11/08/2021 às 10h20min - Atualizada em 11/08/2021 às 10h20min

Na hora de coletar sangue é necessário se atentar a higienização dos garrotes

Item é fonte potencial de disseminação de patógenos e a Covid-19

Direto da Redação

Neste período de pandemia da Covid-19, as medidas de segurança ainda são importantes na rotina de cada um. Mesmo com o avanço da vacinação, higienizar as mãos, utilizar máscara de proteção e manter distância segura são formas eficientes de se proteger.

 

Muitos pacientes seguem as visitas médicas, em especial, pessoas com doenças crônicas que precisam realizar coletas de sangue com mais frequência. A prática para quem realiza rotineiramente ou quem, esporadicamente, coleta o sangue, o biomédico, especialista em análises clínicas, Carlos Hernani Marmol faz um alerta sobre a utilização dos garrotes durante a coleta.

 

Muitas vezes essa mesma borracha transita entre os vários pacientes que vão até o laboratório. Muitas vezes sem a correta higienização, representando um risco para segurança do paciente. O profissional se atenta na troca de luvas, se utilizar álcool em gel no braço do paciente, mas o garrote nunca teve essa atenção. Isso ameaça a segurança do paciente”, explica.

 

Segundo Carlos Hernani Marmol existem trabalhos que indicam o garrote como uma fonte potencial de disseminação de patógenos.


 

Inclusive nesta época caótica, em que vivemos com a pandemia da Covid-19. A intenção é deixar um alerta para que as pessoas que se submetem as coletas de sangue para exigirem a correta higienização do garrote ou até mesmo a sua troca antes do procedimento”.

 

Muitos desses itens são fabricados com a indicação de uso único. “O paciente pode exigir a higienização, se possível na sua frente”.

 

O especialista faz parte do programa de engenharia de produção da Universidade Federal de São Carlos, UFSCAR, onde o foco do trabalho, como doutorando, é desenvolver novos dispositivos para facilitar a coleta de sangue. O estudo tem como orientador, o professor doutor Gustavo Franco Barbosa.


 

O trabalho busca uma alternativa segura da coleta de sangue sem a utilização do garrote.
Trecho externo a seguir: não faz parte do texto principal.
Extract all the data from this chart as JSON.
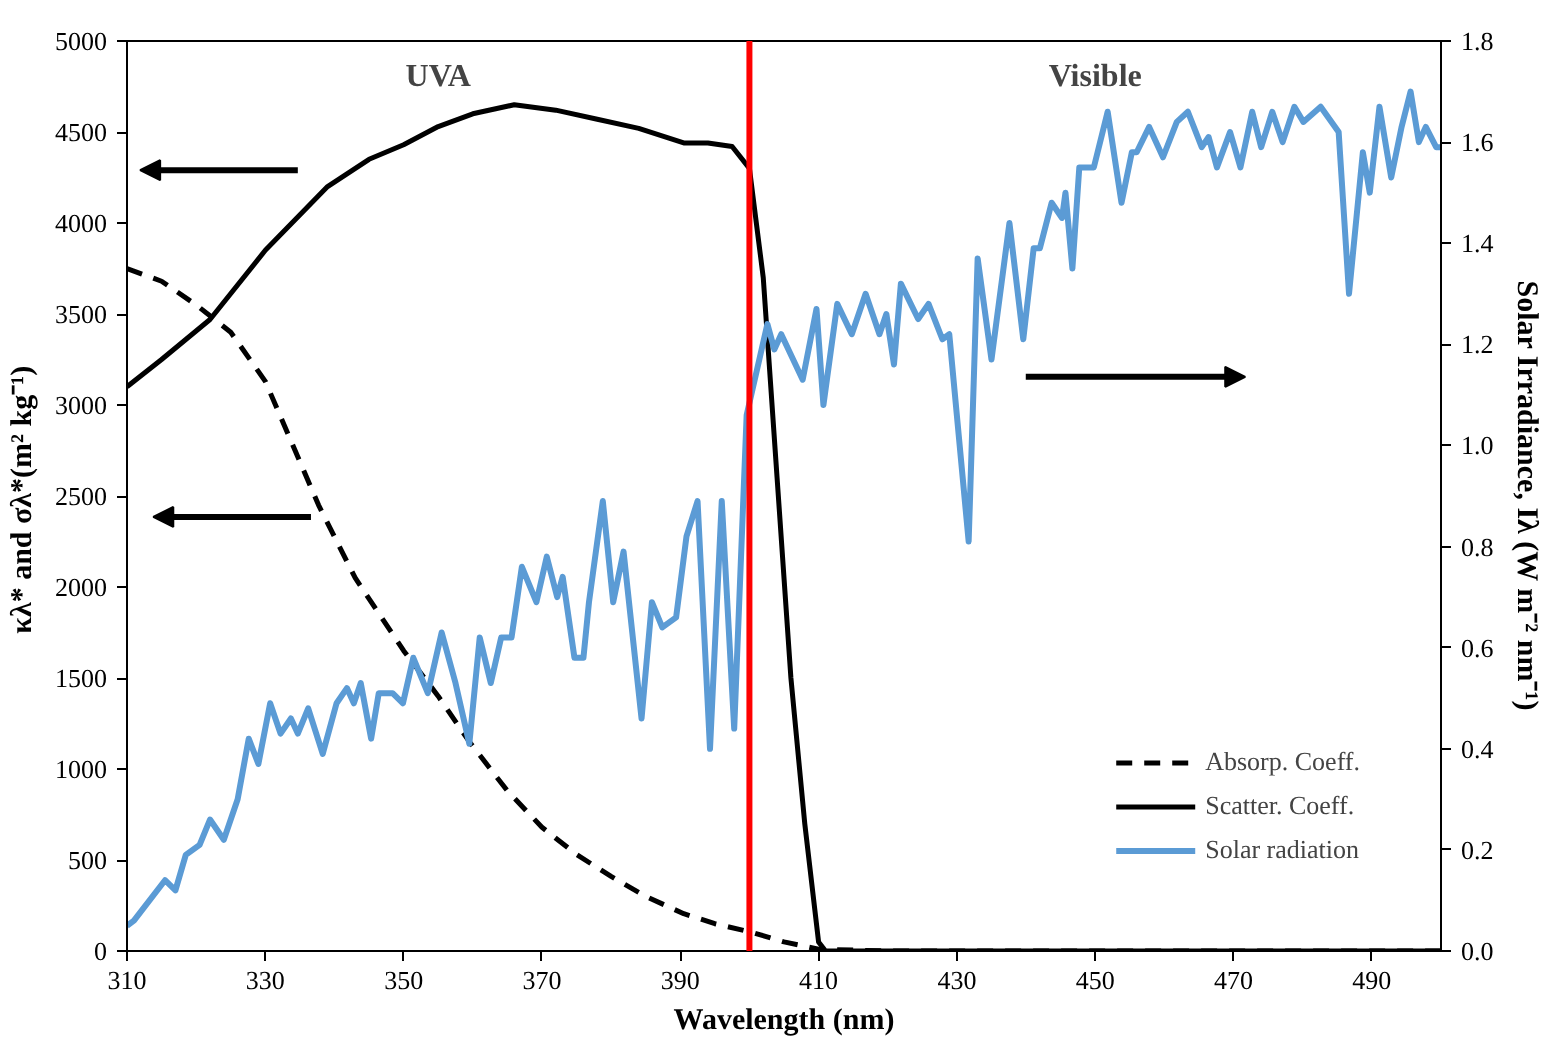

Nosso projeto trabalha em uma alternativa viável onde não vai ser mais necessário utilizar essa borracha. A ideia é dilatar a veia sem nenhuma pressão no braço do paciente”, explica Carlos Hernani Marmol.

 

A pesquisa será desenvolvida pela UFSCAR, com o apoio da Escola Superior de Enfermagem de Coimbra, em Portugal. A universidade tem um laboratório de desenvolvimento de dispositivos de uso pré-analítico “unindo os conhecimentos para concluir a pesquisa”.

 

Vale lembrar que os garrotes são feitos de diversos materiais no Brasil, tais como tecido com elástico, de borracha e de látex. Em todos eles é possível fazer a higienização, porém “na maior partes dos locais em que a gente pesquisa, não existe um protocolo definido de higienização”.

 

Busque se proteger

 

Carlos Hernani Marmol reforça a necessidade de se exigir a prática segura durante a coleta de sangue. Alguns estabelecimentos possuem protocolos de higienização e questionar o profissional é um passo importante.

 

Sugiro perguntar o que o local faz para higienizar o garrote. Sempre é importante pedir que a higienização seja feita na sua frente com álcool 70, é um procedimento simples com o uso de um algodão. Se não tiver seguro, você pode solicitar a troca do garrote, é o mais adequado”, explica.

 

O assunto foi apresentado em um artigo publicado no Jornal Brasileiro de Patologia e Medicina Laboratorial.

 

Pesquisa e Extensão

 

Carlos Hernani Marmol é biomédico, Formado pela UNIARA, especialista em análises clínicas. Atualmente desenvolve novas soluções para coleta de sangue para exames laboratoriais, em especial em coleta difíceis, geralmente em UTIs. Faz parte do programa de engenharia de produção da Universidade Federal de São Carlos, UFSCAR. O foco é desenvolver novos dispositivos para facilitar a coleta de sangue.